In feedback gathered recently by Communist Party schools, which help disseminate policy in China, many party members expressed concern that Mr. Xi puts ideology over practical steps to keep the economy strong, according to the people familiar with the discussions.
“ ‘Politics in command’ has replaced ‘economics in command’ as the central task of the party,” one official said in the feedback. “That’s a main issue raised with Xi’s leadership,” an official familiar with the feedback said.
As doubts grow about Beijing’s resolve to continue Deng Xiaoping’s “reform and opening,” which has propelled Chinese growth since the 1980s, economic development remains the party’s central task, Mr. Li has said in recent meetings with multinational executives, local officials and government advisers.
Mr. Li has overseen much of the recent effort to shore up growth, including prodding banks to lend. The Finance Ministry is speeding up approval of local bonds to help finance infrastructure investment, while putting on the back burner experiments with new property-tax programs that Mr. Xi had advocated as a way to tamp down housing speculation.
Worried about the effect of Mr. Xi’s Covid control measures on jobs and the economy, Mr. Li has held meetings instructing various ministries to clear logistical hurdles for facilities like Tesla Inc.’s Shanghai plant to resume production.
Mr. Li’s efforts will be put to the test at the all-important party conclave later this year.
Mr. Xi’s desired candidate for the next premier, Li Qiang, Shanghai’s party secretary, is being criticized by some inside the party for his handling of Covid-19 outbreaks in the city, where lockdowns led to widespread anger.
Candidates supported by Premier Li may be gaining ground, people familiar with decision-making said.
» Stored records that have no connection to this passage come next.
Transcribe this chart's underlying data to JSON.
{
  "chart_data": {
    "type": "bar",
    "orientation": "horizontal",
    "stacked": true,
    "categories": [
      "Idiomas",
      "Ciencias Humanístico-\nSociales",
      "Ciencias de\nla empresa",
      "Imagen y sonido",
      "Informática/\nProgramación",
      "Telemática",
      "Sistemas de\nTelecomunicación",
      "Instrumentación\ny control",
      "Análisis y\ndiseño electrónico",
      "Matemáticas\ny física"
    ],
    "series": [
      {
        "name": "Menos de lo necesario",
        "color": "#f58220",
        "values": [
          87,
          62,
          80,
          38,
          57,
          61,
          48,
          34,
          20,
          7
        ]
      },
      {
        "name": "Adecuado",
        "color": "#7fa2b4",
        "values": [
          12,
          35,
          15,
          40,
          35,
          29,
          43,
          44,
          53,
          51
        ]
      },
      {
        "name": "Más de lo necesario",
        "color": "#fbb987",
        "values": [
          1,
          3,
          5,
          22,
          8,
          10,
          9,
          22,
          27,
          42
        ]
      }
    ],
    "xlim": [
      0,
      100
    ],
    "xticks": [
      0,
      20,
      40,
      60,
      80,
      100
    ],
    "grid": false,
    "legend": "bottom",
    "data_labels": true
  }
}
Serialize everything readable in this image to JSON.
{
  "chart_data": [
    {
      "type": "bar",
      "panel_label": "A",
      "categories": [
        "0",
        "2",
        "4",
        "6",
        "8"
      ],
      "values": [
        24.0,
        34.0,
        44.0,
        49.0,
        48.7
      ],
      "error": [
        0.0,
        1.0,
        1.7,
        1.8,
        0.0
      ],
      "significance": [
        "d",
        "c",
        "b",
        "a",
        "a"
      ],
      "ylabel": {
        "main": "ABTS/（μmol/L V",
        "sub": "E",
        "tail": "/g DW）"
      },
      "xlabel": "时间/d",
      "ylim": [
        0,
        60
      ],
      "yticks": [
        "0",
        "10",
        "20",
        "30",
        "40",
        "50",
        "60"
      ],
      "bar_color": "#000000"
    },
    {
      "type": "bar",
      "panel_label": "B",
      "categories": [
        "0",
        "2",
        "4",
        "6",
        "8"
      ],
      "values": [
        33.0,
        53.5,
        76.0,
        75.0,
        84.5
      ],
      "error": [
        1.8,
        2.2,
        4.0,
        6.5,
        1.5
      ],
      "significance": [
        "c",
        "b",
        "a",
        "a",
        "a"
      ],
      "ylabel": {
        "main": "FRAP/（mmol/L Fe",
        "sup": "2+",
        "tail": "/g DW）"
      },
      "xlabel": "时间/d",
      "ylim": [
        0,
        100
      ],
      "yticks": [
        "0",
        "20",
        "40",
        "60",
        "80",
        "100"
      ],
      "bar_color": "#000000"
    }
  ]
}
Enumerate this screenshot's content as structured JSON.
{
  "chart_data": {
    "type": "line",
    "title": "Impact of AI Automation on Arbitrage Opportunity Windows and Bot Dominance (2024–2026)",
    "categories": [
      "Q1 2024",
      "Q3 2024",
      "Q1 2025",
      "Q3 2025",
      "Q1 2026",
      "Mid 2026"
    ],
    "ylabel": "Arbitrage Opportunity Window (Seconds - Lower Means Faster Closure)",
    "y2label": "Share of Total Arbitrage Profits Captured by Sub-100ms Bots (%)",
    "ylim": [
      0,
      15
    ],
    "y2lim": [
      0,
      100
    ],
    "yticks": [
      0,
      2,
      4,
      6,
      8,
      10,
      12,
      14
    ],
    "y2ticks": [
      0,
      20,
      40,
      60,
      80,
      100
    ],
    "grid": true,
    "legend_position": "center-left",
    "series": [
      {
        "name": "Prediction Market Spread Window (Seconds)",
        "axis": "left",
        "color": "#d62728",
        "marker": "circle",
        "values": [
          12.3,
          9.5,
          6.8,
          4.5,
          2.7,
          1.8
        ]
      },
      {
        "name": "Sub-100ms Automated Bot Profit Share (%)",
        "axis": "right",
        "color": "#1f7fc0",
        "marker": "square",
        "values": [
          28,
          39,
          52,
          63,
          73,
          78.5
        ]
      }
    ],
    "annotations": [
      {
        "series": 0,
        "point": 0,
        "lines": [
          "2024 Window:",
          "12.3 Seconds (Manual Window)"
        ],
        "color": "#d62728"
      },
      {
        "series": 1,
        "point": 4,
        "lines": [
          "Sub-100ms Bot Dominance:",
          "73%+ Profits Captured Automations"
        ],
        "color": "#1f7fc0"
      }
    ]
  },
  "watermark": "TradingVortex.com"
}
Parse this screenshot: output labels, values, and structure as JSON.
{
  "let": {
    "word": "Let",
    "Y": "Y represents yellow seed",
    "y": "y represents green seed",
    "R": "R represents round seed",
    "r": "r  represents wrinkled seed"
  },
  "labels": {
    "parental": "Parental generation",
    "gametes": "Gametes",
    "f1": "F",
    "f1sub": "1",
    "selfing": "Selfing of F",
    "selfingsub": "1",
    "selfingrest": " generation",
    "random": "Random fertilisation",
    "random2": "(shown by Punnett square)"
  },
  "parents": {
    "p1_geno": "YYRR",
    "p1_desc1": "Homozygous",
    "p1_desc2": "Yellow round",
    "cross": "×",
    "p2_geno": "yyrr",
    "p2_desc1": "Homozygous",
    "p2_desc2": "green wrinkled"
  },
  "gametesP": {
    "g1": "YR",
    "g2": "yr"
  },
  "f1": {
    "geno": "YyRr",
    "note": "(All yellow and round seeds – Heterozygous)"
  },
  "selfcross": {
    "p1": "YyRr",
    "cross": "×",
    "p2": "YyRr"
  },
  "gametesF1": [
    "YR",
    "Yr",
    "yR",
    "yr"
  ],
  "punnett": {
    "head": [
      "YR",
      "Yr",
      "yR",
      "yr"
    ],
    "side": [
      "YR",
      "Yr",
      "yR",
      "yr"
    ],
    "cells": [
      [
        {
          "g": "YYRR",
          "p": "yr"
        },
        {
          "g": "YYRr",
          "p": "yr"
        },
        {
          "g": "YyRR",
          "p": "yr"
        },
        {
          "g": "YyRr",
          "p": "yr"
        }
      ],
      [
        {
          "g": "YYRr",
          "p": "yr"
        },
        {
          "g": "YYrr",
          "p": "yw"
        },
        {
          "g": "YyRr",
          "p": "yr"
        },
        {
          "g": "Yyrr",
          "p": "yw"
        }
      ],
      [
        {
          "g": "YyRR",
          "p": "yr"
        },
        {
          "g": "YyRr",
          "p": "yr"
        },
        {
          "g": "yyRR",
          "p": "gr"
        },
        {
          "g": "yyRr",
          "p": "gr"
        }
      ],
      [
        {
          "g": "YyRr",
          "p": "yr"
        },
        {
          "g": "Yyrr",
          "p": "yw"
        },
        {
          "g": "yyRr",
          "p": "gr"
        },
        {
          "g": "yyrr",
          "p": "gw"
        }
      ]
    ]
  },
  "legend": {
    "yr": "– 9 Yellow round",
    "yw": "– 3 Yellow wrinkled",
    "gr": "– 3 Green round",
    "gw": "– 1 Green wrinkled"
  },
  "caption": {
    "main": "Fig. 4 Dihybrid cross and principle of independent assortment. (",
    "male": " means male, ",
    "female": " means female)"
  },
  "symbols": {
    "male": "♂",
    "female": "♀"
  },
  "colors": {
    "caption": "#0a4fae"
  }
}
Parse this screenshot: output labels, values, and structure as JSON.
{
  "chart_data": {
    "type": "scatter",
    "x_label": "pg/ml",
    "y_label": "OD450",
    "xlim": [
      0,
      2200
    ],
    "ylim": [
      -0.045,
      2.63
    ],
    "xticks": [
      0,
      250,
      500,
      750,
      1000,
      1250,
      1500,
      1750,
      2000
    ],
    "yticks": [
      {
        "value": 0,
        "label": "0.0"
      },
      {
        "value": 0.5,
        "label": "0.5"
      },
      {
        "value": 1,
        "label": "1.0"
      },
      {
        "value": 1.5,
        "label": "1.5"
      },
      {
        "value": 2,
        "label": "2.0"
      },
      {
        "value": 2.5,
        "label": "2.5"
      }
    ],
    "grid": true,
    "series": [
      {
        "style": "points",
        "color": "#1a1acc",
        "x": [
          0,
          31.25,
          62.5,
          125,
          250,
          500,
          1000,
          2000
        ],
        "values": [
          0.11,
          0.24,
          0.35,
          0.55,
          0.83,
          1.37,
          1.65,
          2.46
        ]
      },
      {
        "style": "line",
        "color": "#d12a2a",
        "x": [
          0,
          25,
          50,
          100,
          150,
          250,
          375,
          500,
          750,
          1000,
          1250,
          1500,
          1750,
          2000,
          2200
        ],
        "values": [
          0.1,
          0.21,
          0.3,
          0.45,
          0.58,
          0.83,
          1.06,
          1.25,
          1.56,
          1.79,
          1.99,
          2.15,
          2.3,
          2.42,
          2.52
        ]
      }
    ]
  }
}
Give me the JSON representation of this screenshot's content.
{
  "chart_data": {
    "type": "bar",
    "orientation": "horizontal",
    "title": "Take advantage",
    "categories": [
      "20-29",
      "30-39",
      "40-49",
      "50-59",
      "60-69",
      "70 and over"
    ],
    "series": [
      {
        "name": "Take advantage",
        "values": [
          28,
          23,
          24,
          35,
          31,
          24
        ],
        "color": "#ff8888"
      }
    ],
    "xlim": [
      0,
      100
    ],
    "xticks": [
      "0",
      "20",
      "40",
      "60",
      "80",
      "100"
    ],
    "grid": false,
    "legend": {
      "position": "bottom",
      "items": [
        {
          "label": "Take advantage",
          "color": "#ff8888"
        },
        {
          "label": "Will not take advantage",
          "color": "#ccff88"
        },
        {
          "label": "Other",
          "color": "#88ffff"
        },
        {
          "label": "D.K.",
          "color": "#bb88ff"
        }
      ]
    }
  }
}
They include Wang Yang, who heads China’s top government-advisory body, and Hu Chunhua, a current vice premier in charge of trade and foreign investment. Both held roles in the Communist Youth League.
Mr. Wang was named mayor at age 33 of a Yangtze River port city, where locals dubbed him “baby mayor.” He later ran the southern province of Guangdong, known for entrepreneurship and technology development.
Mr. Hu also ran Guangdong, between 2012 and 2017, after years of governing Inner Mongolia. He is known to many as “little Hu” because of similarities between his career and Hu Jintao’s.